溫如意麵色趨緊白色,可目光澄凈的宛若雨後的晴空:「唐南適是我害成這樣的,不管你接不接受,在他好之前,我都會來看他。」

「隨你的便,你愛看冷臉,那就來!不過我告訴你,別想著進去看我哥!」

唐南楓話說完,抬腳向著外面走。

她的高跟鞋踩在地面上,發出咔咔咔的聲音。從那聲音里,可以聽得出,唐南楓有多生氣。

溫如意看著唐南楓的背影,眼帘微微的下垂,沒有任何的言語,這都是她造的孽,她會一一的還清,無論唐南楓的話有多難聽,她都會接受。

至於子澈說的事情,她會再想想。

認真的想一想……

她沒辦法再留在A市,每天看到杜房明,所以在子澈決定留下來的那一刻,她想逃離。

可當子澈說。

讓她先離開A市,等他辦好容家的一切,再去找她,逃離的心有了一些鬆動。

甚至,剛才如果唐南楓沒有出現,她已經開口答應。

但答應的衝動,只是一時的。

錯過了那個時間,就再也沒了。

現在她想再想想,毫無疑問,她愛容子澈,雖然沒辦法克服心裡陰影,但她確定自己可以等他。

無論是一年,兩年,十年,甚至一輩子……

她都會等下去。

但她無法確定的是,她等的起他。

他真的會來嗎?

想到最近發生的種種,她總覺得冥冥之中有天意操控著一切,她跟子澈都無法逃脫。

最終再怎麼努力,也抵不過宿命的輪迴……

落得曲盡人散,相忘於江湖。

這是她的預感。

而她的預感大多數時候都準的……

葉簡汐跟慕洛琛看到唐南楓出來的時候,便知道容子澈和溫如意沒有再談了。

於是兩人走了回來。

葉簡汐仔細的溫如意的時候,雖然她不像之前那麼獃獃的,把自己隔絕在所有人的世界之外,但她依然沉默寡言。

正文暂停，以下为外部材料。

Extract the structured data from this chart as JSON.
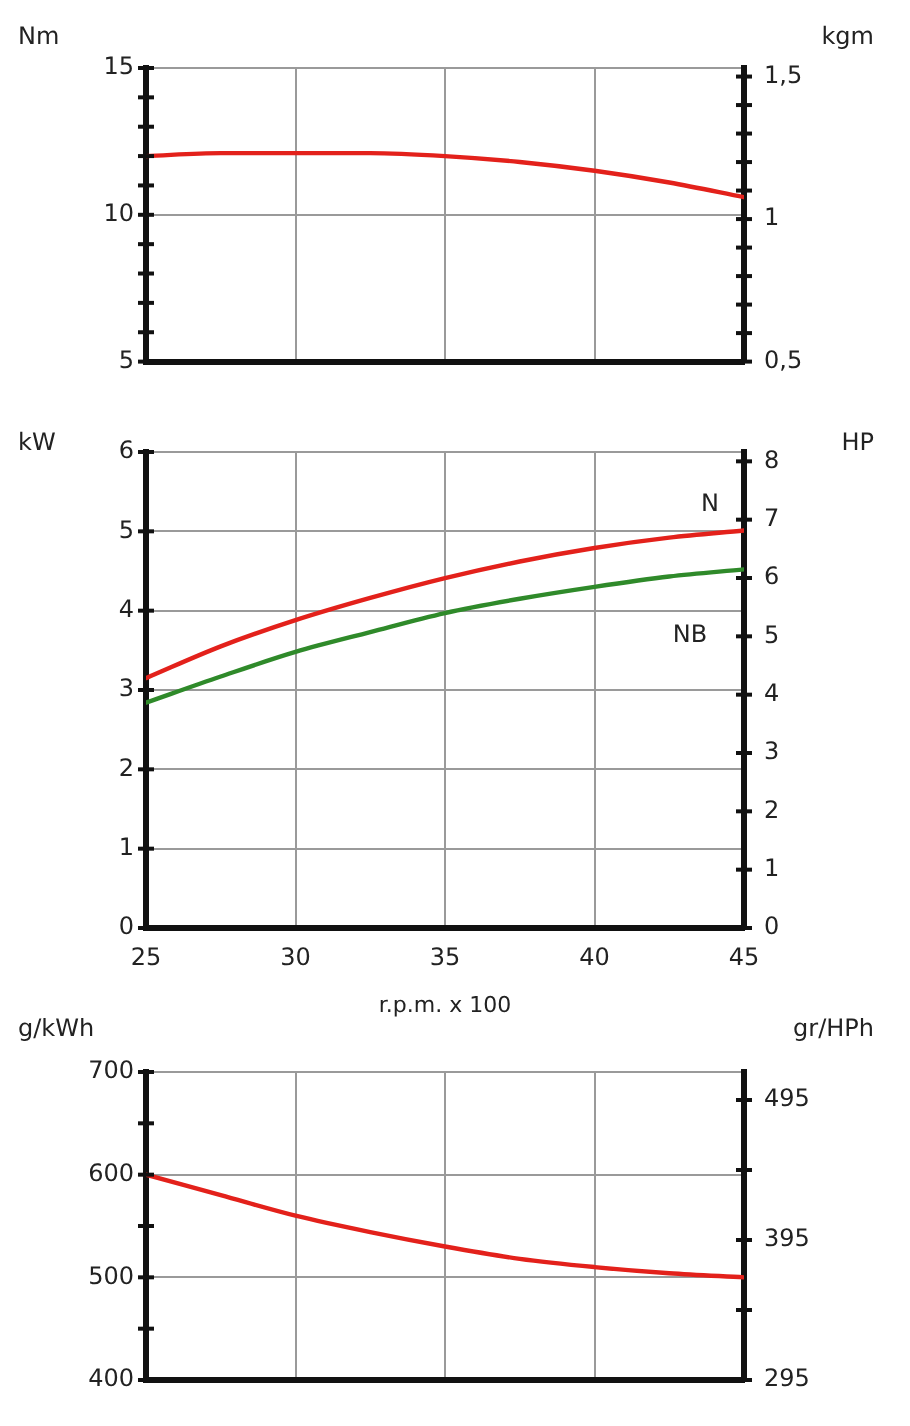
{
  "chart_data": [
    {
      "type": "line",
      "ylabel": "Nm",
      "y2label": "kgm",
      "x": [
        25,
        27.5,
        30,
        32.5,
        35,
        37.5,
        40,
        42.5,
        45
      ],
      "series": [
        {
          "color": "#e3211b",
          "values": [
            12.0,
            12.1,
            12.1,
            12.1,
            12.0,
            11.8,
            11.5,
            11.1,
            10.6
          ]
        }
      ],
      "xlim": [
        25,
        45
      ],
      "xticks": [
        25,
        30,
        35,
        40,
        45
      ],
      "ylim": [
        5,
        15
      ],
      "yticks": [
        5,
        {
          "value": 6,
          "label": null
        },
        {
          "value": 7,
          "label": null
        },
        {
          "value": 8,
          "label": null
        },
        {
          "value": 9,
          "label": null
        },
        10,
        {
          "value": 11,
          "label": null
        },
        {
          "value": 12,
          "label": null
        },
        {
          "value": 13,
          "label": null
        },
        {
          "value": 14,
          "label": null
        },
        15
      ],
      "y2lim": [
        0.5,
        1.53
      ],
      "y2ticks": [
        {
          "value": 0.5,
          "label": "0,5"
        },
        {
          "value": 0.6,
          "label": null
        },
        {
          "value": 0.7,
          "label": null
        },
        {
          "value": 0.8,
          "label": null
        },
        {
          "value": 0.9,
          "label": null
        },
        1,
        {
          "value": 1.1,
          "label": null
        },
        {
          "value": 1.2,
          "label": null
        },
        {
          "value": 1.3,
          "label": null
        },
        {
          "value": 1.4,
          "label": null
        },
        {
          "value": 1.5,
          "label": "1,5"
        }
      ],
      "grid": true,
      "tick_labels": "y"
    },
    {
      "type": "line",
      "xlabel": "r.p.m. x 100",
      "ylabel": "kW",
      "y2label": "HP",
      "x": [
        25,
        27.5,
        30,
        32.5,
        35,
        37.5,
        40,
        42.5,
        45
      ],
      "series": [
        {
          "name": "N",
          "color": "#e3211b",
          "values": [
            3.15,
            3.55,
            3.88,
            4.16,
            4.41,
            4.62,
            4.79,
            4.92,
            5.01
          ]
        },
        {
          "name": "NB",
          "color": "#2f8a2a",
          "values": [
            2.84,
            3.17,
            3.48,
            3.73,
            3.97,
            4.15,
            4.3,
            4.43,
            4.52
          ]
        }
      ],
      "xlim": [
        25,
        45
      ],
      "xticks": [
        25,
        30,
        35,
        40,
        45
      ],
      "ylim": [
        0,
        6
      ],
      "yticks": [
        0,
        1,
        2,
        3,
        4,
        5,
        6
      ],
      "y2lim": [
        0,
        8.16
      ],
      "y2ticks": [
        0,
        1,
        2,
        3,
        4,
        5,
        6,
        7,
        8
      ],
      "grid": true
    },
    {
      "type": "line",
      "ylabel": "g/kWh",
      "y2label": "gr/HPh",
      "x": [
        25,
        27.5,
        30,
        32.5,
        35,
        37.5,
        40,
        42.5,
        45
      ],
      "series": [
        {
          "color": "#e3211b",
          "values": [
            600,
            580,
            560,
            544,
            530,
            518,
            510,
            504,
            500
          ]
        }
      ],
      "xlim": [
        25,
        45
      ],
      "xticks": [
        25,
        30,
        35,
        40,
        45
      ],
      "ylim": [
        400,
        700
      ],
      "yticks": [
        400,
        {
          "value": 450,
          "label": null
        },
        500,
        {
          "value": 550,
          "label": null
        },
        600,
        {
          "value": 650,
          "label": null
        },
        700
      ],
      "y2lim": [
        295,
        515
      ],
      "y2ticks": [
        295,
        {
          "value": 345,
          "label": null
        },
        395,
        {
          "value": 445,
          "label": null
        },
        495
      ],
      "grid": true,
      "tick_labels": "y"
    }
  ]
}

像是一夕之間,她耗盡了所有的熱情,變成了以前的那個溫如意。

葉簡汐心狠狠地揪疼了下,面上卻沒有露出任何異樣:「如意,現在天色已經晚了,我們先回去吧?你真的想看唐南適,就等明天再過來看他,說不定那個時候,他已經醒了。」

她本來擔心,如意會固執的守在這裡,不答應她的。

可沒想到如意點點頭,說了一聲好。

葉簡汐有些意外。

但還是很快的反應,道:「那我們先走吧,別再這裡打擾到別人了。」

說著,葉簡汐看了一眼容子澈,示意他帶著溫如意離開。

容子澈會意,緊緊地握住溫如意的手,牽著她往外走。

一行人很快離開了醫院。

回到慕家。

周文達已經結束了酒店的事情,早他們回來了。

聽他彙報了酒店那邊的情況,容子澈知道,這一場婚禮徹底被搞砸了。

這可能是他這輩子最大的遺憾了。

可他不會一直執著這件事,他會用更盛大的婚禮,來彌補這次遺憾。

容子澈盡量讓自己樂觀一些,因為還有很多事情,等著他處理。

容子澈沒離開慕家,而是一直陪著溫如意,哪怕彼此間沒有說話,只是看著她在自己身邊,他也會覺得踏實無比。

用晚餐的時候。

天寶看著容子澈和溫如意,格外的沉默。

他在婚宴上時,親眼看到容母自殺的那一幕被嚇到了,好不容易才被葉簡汐哄了下來,可整個人都蔫蔫的,沒一點精神氣。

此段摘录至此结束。